EP 9 🥀

61 17 7
                                    

Hari semakin sore. Namun kedua kakak beradik itu belum juga pulang. Asya memilih untuk membawa Anjani berkeliling kota setelah sekian lama Anjani mengurung dirinya di dalam kamar. Dan hari ini, Anjani dapat menghirup udara segar lagi berkat Asya. Dan Anjani juga mendapat pelajaran hidup setelah berkunjung ke Panti Asuhan Kasih.

Beruntung sekali hari itu adalah tanggal merah. Sekolah libur dan hari kerja pun libur. Entah kenapa Rendra selaku pemilik kafe memilih untuk ikut meliburkan karyawannya daripada menyuruh mereka untuk tetap bekerja di tanggal merah. Padahal setahu Asya, tanggal hitam atau pun tanggal merah tetaplah sama. Hanya berbeda pada tanggal merah tertentu saja.

Asya membawa Anjani untuk duduk menepi. Hari memang sudah sore, namun matahari di atas sana masih sama teriknya saat siang tadi. Membuat kepala Asya sedikit pusing dibuatnya. Dia duduk di sebuah kursi panjang yang terletak di bawah pohon rindang. Punggung tangannya mengusap pelipisnya yang basah oleh keringat. Melihat itu, Anjani memberikan sapu tangan miliknya kepada Asya.

Awalnya Asya terpaku. Namun setelah beberapa detik dia tersenyum tipis. Asya menerima sapu tangan itu. Sambil mengelap keringatnya dia juga berterimakasih kepada Anjani karena telah meminjamkannya sapu tangan. Untuk kali pertamanya Anjani mampu tersenyum kepada Asya.

"Lo pasti capek, ya, dorongin gue terus?"

Pertanyaan itu berhasil membuat pergerakan Asya terhenti. Gadis itu menurunkan tangannya lalu menatap dalam manik mata Anjani. Dia melipat sapu tangan Anjani lalu menggeleng. "Enggak kok. Aku nggak capek harus dorongin Kakak terus. Justru aku malah seneng."

"Kenapa?"

"Karena dengan begitu aku bisa lama berdua sama Kakak. Kan, aku udah lama banget nggak jalan-jalan kayak gini sama Kak Anjani. Hehehe." Asya terkekeh kecil.

Anjani tersenyum kecil. Harusnya dia bersyukur karena mempunyai adik seperti Asya. Asya itu sangat perhatian terhadap dirinya. Asya mau melakukan apapun yang Anjani minta. Asya selalu rela saat Anjani meluapkan emosinya padanya. Dan Asya selalu menomorsatukan dirinya. Harusnya Anjani bersyukur karena itu. Namun kenapa dia malah menyia-nyiakannya?

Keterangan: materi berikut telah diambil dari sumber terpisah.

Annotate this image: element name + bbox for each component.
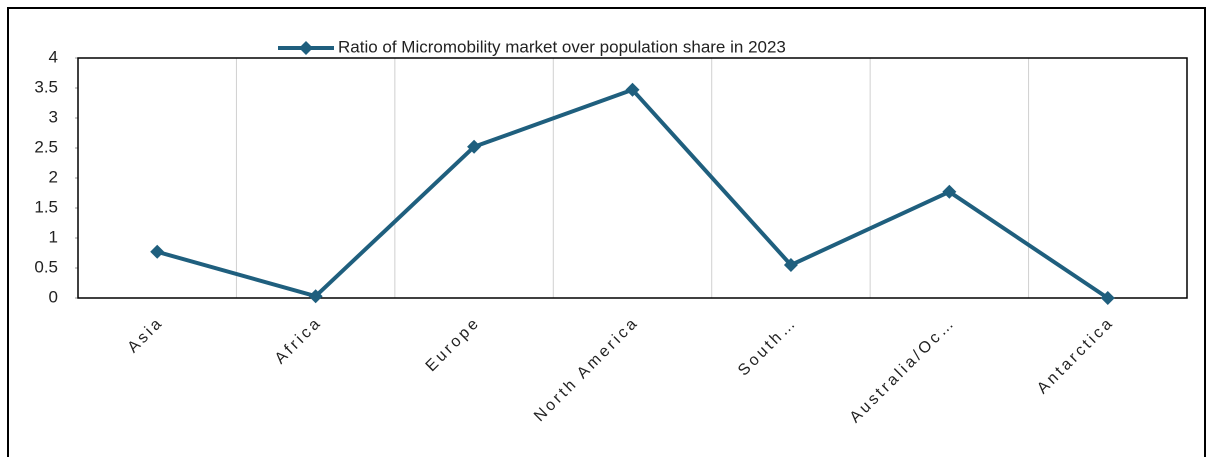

Sesaat sekelebat ingatan suram muncul dalam benaknya. Di mana saat dia memperlakukan Asya dengan tidak semestinya. Di mana saat dia melontarkan kalimat-kalimat kasar yang mungkin membuatnya sakit hati. Di mana saat dia mendorong, mencakar, bahkan menampar Asya hingga gadis itu menangis. Di mana saat dia mengabaikan setiap perhatiannya. Semua ingatan itu bermunculan satu per satu.

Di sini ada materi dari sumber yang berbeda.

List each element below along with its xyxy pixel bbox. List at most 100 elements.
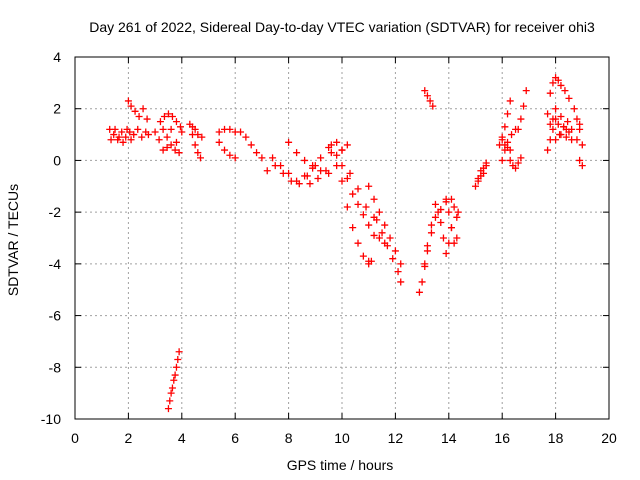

Anjani tahu kalau perbuatannya itu sangatlah buruk. Apa lagi sebagai seorang Kakak yang seharusnya melindungi adiknya, dan Anjani malah menyakitinya. Bukan hanya secara fisik, namun juga secara mental Anjani telah menyakiti Asya. Kepingan penyesalan mulai menyelimuti dirinya. Rasa takut akan kehilangan bergejolak di dalam dirinya. Rasa sakit yang pernah dia rasakan dulu kini kembali terulang. Dan kini, Anjani takut kalau sampai kehilangan Asya. Kehilangan untuk selama-lamanya.

"Sya?"

"Ya?"

"Kenapa lo bawa gue ke panti?"

Asya menoleh. Dia tersenyum jahil sambil berkata, "Aku kira Kakak udah tahu alasan kenapa aku bawa Kakak ke panti. Ternyata belum, ya?"

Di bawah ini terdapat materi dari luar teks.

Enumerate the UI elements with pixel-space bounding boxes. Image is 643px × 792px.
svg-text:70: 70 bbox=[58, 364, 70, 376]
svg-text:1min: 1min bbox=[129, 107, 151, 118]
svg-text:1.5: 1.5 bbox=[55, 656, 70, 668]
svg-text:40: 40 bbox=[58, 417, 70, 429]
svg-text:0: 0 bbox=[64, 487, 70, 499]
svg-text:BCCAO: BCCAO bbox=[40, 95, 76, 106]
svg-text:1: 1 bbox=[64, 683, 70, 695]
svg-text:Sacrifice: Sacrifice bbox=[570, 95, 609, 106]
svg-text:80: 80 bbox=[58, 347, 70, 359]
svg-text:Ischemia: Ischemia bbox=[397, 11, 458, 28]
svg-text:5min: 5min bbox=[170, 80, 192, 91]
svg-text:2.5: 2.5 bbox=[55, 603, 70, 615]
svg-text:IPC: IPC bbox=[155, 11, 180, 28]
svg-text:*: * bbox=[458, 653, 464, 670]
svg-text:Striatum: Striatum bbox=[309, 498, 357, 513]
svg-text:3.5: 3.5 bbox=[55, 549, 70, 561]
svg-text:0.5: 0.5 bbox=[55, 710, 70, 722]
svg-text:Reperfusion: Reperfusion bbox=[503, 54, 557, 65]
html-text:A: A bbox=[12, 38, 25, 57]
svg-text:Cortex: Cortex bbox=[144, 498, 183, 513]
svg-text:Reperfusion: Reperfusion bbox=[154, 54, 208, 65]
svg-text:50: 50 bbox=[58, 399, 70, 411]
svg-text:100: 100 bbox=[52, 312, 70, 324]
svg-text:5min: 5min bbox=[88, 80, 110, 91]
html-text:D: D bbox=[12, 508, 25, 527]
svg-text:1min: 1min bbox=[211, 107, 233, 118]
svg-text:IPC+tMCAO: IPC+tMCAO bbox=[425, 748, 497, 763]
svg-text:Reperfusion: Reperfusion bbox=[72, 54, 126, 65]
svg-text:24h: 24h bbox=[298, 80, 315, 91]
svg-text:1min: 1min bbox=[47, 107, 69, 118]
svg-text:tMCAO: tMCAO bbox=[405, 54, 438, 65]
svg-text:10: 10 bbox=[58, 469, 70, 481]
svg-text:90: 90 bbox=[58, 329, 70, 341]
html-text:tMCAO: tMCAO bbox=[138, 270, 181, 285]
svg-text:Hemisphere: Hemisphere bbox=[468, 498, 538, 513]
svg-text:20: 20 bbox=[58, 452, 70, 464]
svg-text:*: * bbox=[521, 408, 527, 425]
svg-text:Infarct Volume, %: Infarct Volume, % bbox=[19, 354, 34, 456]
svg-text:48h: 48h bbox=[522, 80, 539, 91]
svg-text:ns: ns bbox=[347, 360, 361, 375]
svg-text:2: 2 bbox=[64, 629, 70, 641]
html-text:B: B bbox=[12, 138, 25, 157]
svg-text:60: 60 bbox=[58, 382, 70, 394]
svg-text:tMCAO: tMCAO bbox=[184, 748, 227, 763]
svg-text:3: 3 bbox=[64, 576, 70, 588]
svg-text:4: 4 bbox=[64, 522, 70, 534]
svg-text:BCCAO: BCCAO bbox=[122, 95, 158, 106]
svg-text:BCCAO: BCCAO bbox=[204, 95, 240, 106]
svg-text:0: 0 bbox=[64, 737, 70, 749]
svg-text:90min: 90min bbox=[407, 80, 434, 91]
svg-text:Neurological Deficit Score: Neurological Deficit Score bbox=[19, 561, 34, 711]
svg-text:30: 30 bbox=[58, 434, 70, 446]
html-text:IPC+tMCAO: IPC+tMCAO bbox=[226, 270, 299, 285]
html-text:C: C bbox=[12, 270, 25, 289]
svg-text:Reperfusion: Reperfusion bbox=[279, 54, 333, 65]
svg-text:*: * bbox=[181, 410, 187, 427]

Anjani menggeleng. "Gue pengen dengar dari lo langsung kenapa lo bawa gue ke panti."

Masih dengan senyuman manisnya, Asya menjawab, "Aku bawa Kakak ke panti pasti ada tujuannya. Nggak mungkin, kan, kalau aku bawa Kakak ke panti cuman kayak gitu doang?"

"Terus apa tujuannya?"

Anjani gemas karena mendengar jawaban Asya yang terkesan berbelit-belit. Sebetulnya Anjani sudah tahu apa tujuan Asya membawanya ke panti. Namun Anjani ingin mendengar langsung dari Asya alasan mengapa dia membawanya ke Panti Asuhan.